一般小学生
まとめ
- 南海トラフ
- 静岡県の駿河湾から九州東方の海域にかけて続く、フィリピン海プレートがユーラシアプレートの下に沈み込むことで形成された水深約4,000m級の細長い溝状の地形
解説
南海トラフは、地質学的に「トラフ(舟状海盆)」と呼ばれる地形です。通常の海溝に比べて水深が浅いことが特徴で、海洋プレートであるフィリピン海プレートが、大陸側のユーラシアプレートの下へ年間数センチメートルの速度で沈み込んでいます。このプレート境界では巨大なひずみが蓄積されやすく、それが限界に達して跳ね上がることで、マグニチュード8から9クラスの巨大地震が発生します。

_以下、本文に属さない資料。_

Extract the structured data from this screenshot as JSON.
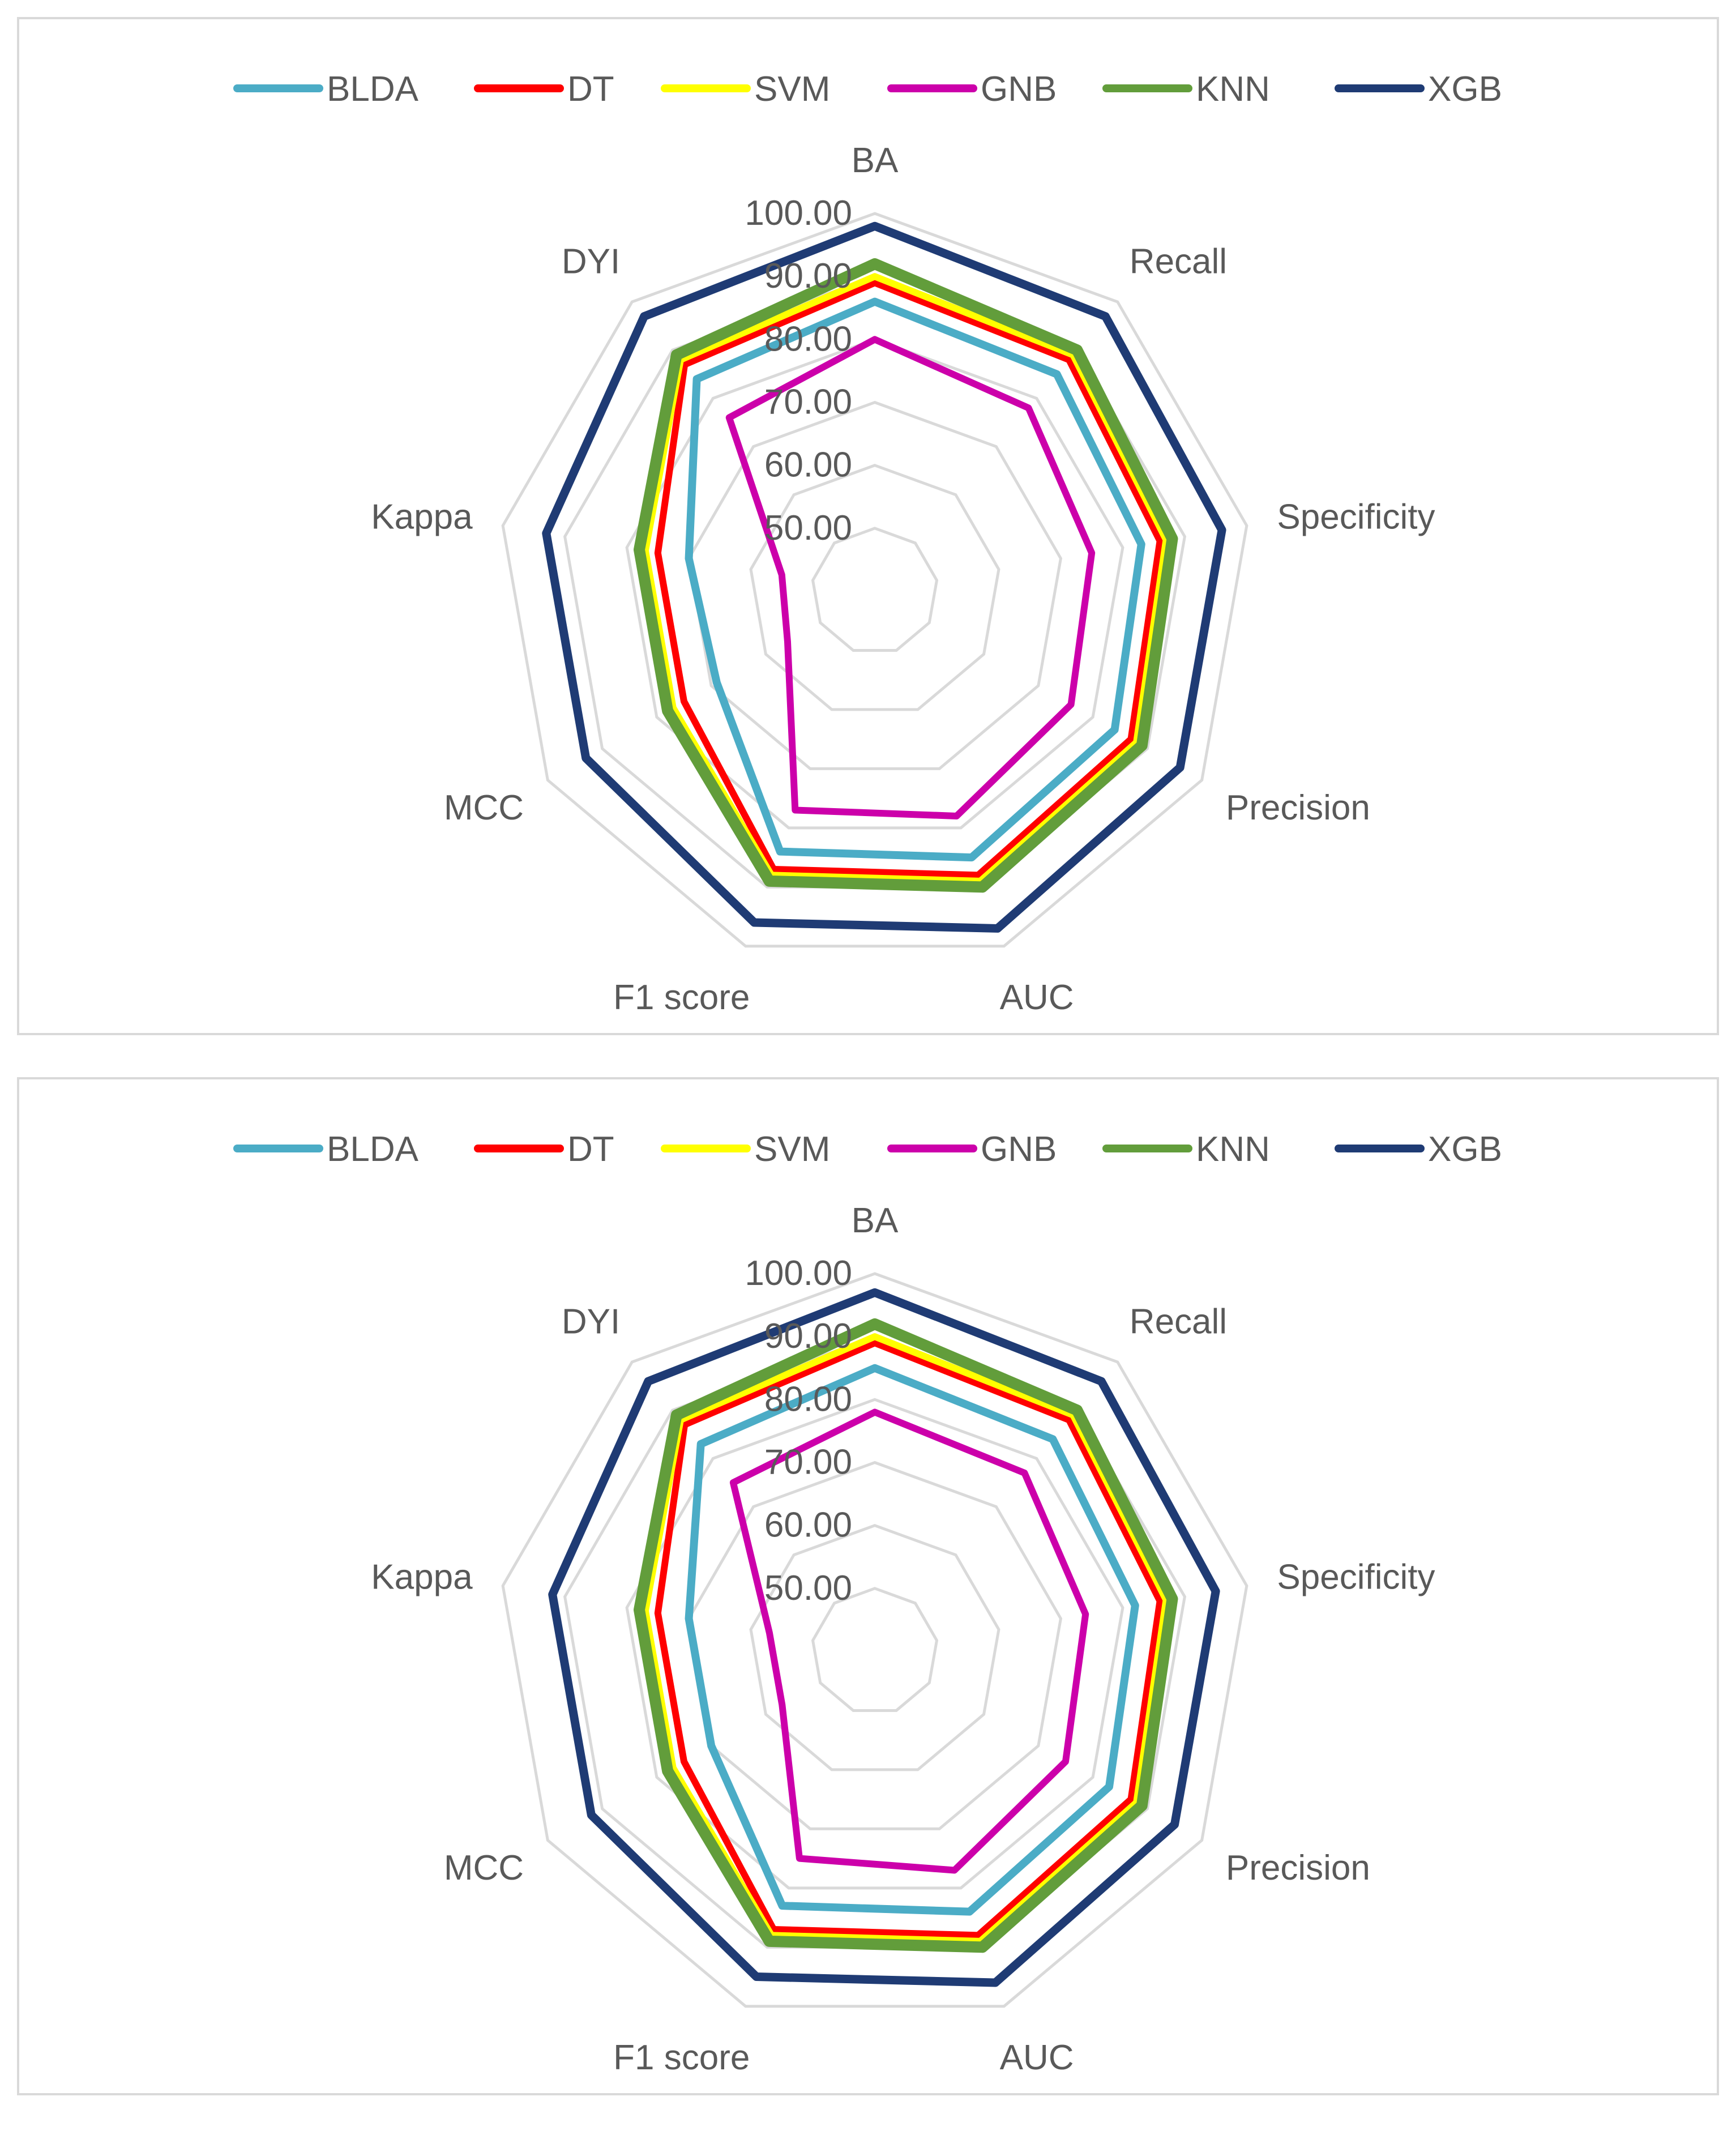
{
  "chart_data": [
    {
      "type": "radar",
      "axes": [
        "BA",
        "Recall",
        "Specificity",
        "Precision",
        "AUC",
        "F1 score",
        "MCC",
        "Kappa",
        "DYI"
      ],
      "ticks": [
        "50.00",
        "60.00",
        "70.00",
        "80.00",
        "90.00",
        "100.00"
      ],
      "range": [
        40,
        100
      ],
      "legend_position": "top",
      "series": [
        {
          "name": "BLDA",
          "color": "#4bacc6",
          "values": [
            86,
            85,
            83,
            84,
            85,
            84,
            69,
            70,
            84
          ]
        },
        {
          "name": "DT",
          "color": "#ff0000",
          "values": [
            89,
            88,
            86,
            87,
            88,
            87,
            75,
            75,
            87
          ]
        },
        {
          "name": "SVM",
          "color": "#ffff00",
          "values": [
            90,
            89,
            87,
            88,
            89,
            88,
            77,
            77,
            88
          ]
        },
        {
          "name": "GNB",
          "color": "#cc00aa",
          "values": [
            80,
            78,
            75,
            76,
            78,
            77,
            56,
            55,
            76
          ]
        },
        {
          "name": "KNN",
          "color": "#629d3b",
          "values": [
            92,
            90,
            88,
            89,
            90,
            89,
            78,
            78,
            89
          ]
        },
        {
          "name": "XGB",
          "color": "#1f3b74",
          "values": [
            98,
            97,
            96,
            96,
            97,
            96,
            93,
            93,
            97
          ]
        }
      ]
    },
    {
      "type": "radar",
      "axes": [
        "BA",
        "Recall",
        "Specificity",
        "Precision",
        "AUC",
        "F1 score",
        "MCC",
        "Kappa",
        "DYI"
      ],
      "ticks": [
        "50.00",
        "60.00",
        "70.00",
        "80.00",
        "90.00",
        "100.00"
      ],
      "range": [
        40,
        100
      ],
      "legend_position": "top",
      "series": [
        {
          "name": "BLDA",
          "color": "#4bacc6",
          "values": [
            85,
            84,
            82,
            83,
            84,
            83,
            70,
            70,
            83
          ]
        },
        {
          "name": "DT",
          "color": "#ff0000",
          "values": [
            89,
            88,
            86,
            87,
            88,
            87,
            75,
            75,
            87
          ]
        },
        {
          "name": "SVM",
          "color": "#ffff00",
          "values": [
            90,
            89,
            87,
            88,
            89,
            88,
            77,
            77,
            88
          ]
        },
        {
          "name": "GNB",
          "color": "#cc00aa",
          "values": [
            78,
            77,
            74,
            75,
            77,
            75,
            57,
            57,
            75
          ]
        },
        {
          "name": "KNN",
          "color": "#629d3b",
          "values": [
            92,
            90,
            88,
            89,
            90,
            89,
            78,
            78,
            89
          ]
        },
        {
          "name": "XGB",
          "color": "#1f3b74",
          "values": [
            97,
            96,
            95,
            95,
            96,
            95,
            92,
            92,
            96
          ]
        }
      ]
    }
  ]
}
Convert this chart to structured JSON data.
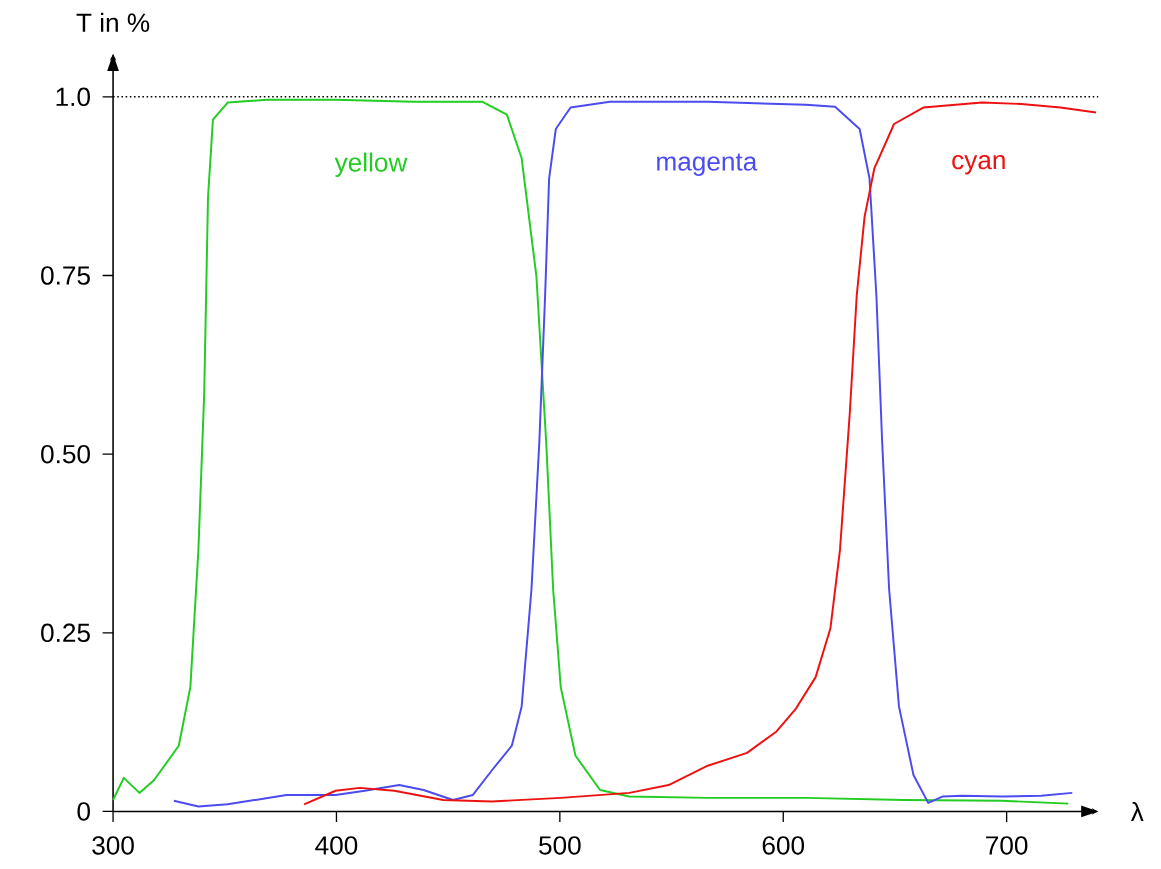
{
  "chart_data": {
    "type": "line",
    "xlabel": "λ",
    "ylabel": "T in %",
    "xlim": [
      300,
      741
    ],
    "ylim": [
      0,
      1.06
    ],
    "xticks": [
      300,
      400,
      500,
      600,
      700
    ],
    "yticks": [
      {
        "value": 0,
        "label": "0"
      },
      {
        "value": 0.25,
        "label": "0.25"
      },
      {
        "value": 0.5,
        "label": "0.50"
      },
      {
        "value": 0.75,
        "label": "0.75"
      },
      {
        "value": 1.0,
        "label": "1.0"
      }
    ],
    "grid": false,
    "marker": "none",
    "line_style": "solid",
    "ref_lines": [
      {
        "axis": "y",
        "value": 1.0,
        "line_style": "dotted",
        "color": "#000000"
      }
    ],
    "series": [
      {
        "name": "yellow",
        "color": "#22cc22",
        "x": [
          300,
          304.8,
          311.8,
          318.4,
          329.4,
          334.6,
          338.2,
          340.8,
          342.5,
          344.7,
          351.3,
          368.9,
          399.6,
          434.6,
          465.4,
          476.3,
          482.9,
          489.5,
          493.9,
          497,
          500.4,
          507,
          518,
          531.1,
          566.2,
          610.1,
          654,
          697.8,
          727.6
        ],
        "values": [
          0.016,
          0.047,
          0.026,
          0.044,
          0.092,
          0.174,
          0.366,
          0.585,
          0.859,
          0.968,
          0.992,
          0.996,
          0.996,
          0.993,
          0.993,
          0.975,
          0.914,
          0.749,
          0.516,
          0.311,
          0.174,
          0.078,
          0.03,
          0.021,
          0.019,
          0.019,
          0.016,
          0.015,
          0.011
        ]
      },
      {
        "name": "magenta",
        "color": "#4b4bf0",
        "x": [
          327.2,
          338.2,
          351.3,
          377.6,
          399.6,
          412.7,
          428.1,
          439,
          452.2,
          461,
          469.7,
          478.5,
          482.9,
          487.3,
          490.8,
          493.4,
          495.2,
          498.2,
          504.8,
          522.4,
          566.2,
          610.1,
          623.2,
          634.2,
          638.6,
          641.7,
          644.3,
          647.4,
          651.8,
          658.3,
          664.9,
          671.5,
          680.3,
          697.8,
          715.4,
          729.4
        ],
        "values": [
          0.015,
          0.007,
          0.01,
          0.023,
          0.023,
          0.029,
          0.037,
          0.03,
          0.016,
          0.023,
          0.058,
          0.092,
          0.147,
          0.311,
          0.516,
          0.722,
          0.886,
          0.955,
          0.985,
          0.993,
          0.993,
          0.989,
          0.986,
          0.955,
          0.886,
          0.722,
          0.516,
          0.311,
          0.147,
          0.051,
          0.012,
          0.021,
          0.022,
          0.021,
          0.022,
          0.026
        ]
      },
      {
        "name": "cyan",
        "color": "#ee1111",
        "x": [
          385.5,
          399.6,
          410.5,
          425.9,
          447.8,
          469.7,
          500.4,
          531.1,
          548.7,
          566.2,
          583.8,
          597,
          605.7,
          614.5,
          621.1,
          625.4,
          629.8,
          632.9,
          636.4,
          640.8,
          649.6,
          662.7,
          689,
          706.6,
          724.1,
          740
        ],
        "values": [
          0.01,
          0.029,
          0.033,
          0.029,
          0.016,
          0.014,
          0.019,
          0.026,
          0.037,
          0.064,
          0.082,
          0.112,
          0.144,
          0.188,
          0.256,
          0.366,
          0.558,
          0.722,
          0.832,
          0.9,
          0.962,
          0.985,
          0.992,
          0.99,
          0.985,
          0.978
        ]
      }
    ]
  }
}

| 項目 | トラフ(舟状海盆) | 海溝(トレンチ) |
|---|---|---|
| 水深 | 約6,000m未満 | 6,000m以上 |
| 断面の形状 | 底が平らで幅が広い | V字型で急峻 |
| 代表例 | 南海トラフ、相模トラフ | 日本海溝、マリアナ海溝 |
地震発生時には、激しい揺れだけでなく、海底の急激な変動による大規模な津波や、地盤が水分を含んで液体のようになる液状化現象といった深刻な二次被害が予測されています。日本列島周辺には4つのプレートがひしめき合っており、この複雑な構造が日本を世界有数の地震国にしています。
小学生のみなさんへ
南海トラフは、静岡県の駿河湾から九州の東側まで続く、海の底にある細長い「溝(みぞ)」のような地形のことです。ここでは、海のプレートが陸のプレートの下に少しずつ沈み込んでいます。
この沈み込む力がたまると、プレートが急にはね上がって、とても大きな地震が起こります。これを「南海トラフ巨大地震」と呼び、大きな津波が来ることも心配されています。昔から100年から150年くらいの間に一度、大きな地震が起きていることがわかっています。
また、日本には111もの活火山(今も活動している火山)があります。そのうち50の火山は、いつ噴火してもすぐにわかるように、24時間ずっと監視されています。地震も火山も、地球の地面が動いている証拠なのです。
ルラスタコラム
「トラフ」とは、英語で「細長いおけ」という意味があります。海の底にある、細長くて少し浅い溝のことを、その形にたとえて呼んでいるんだよ。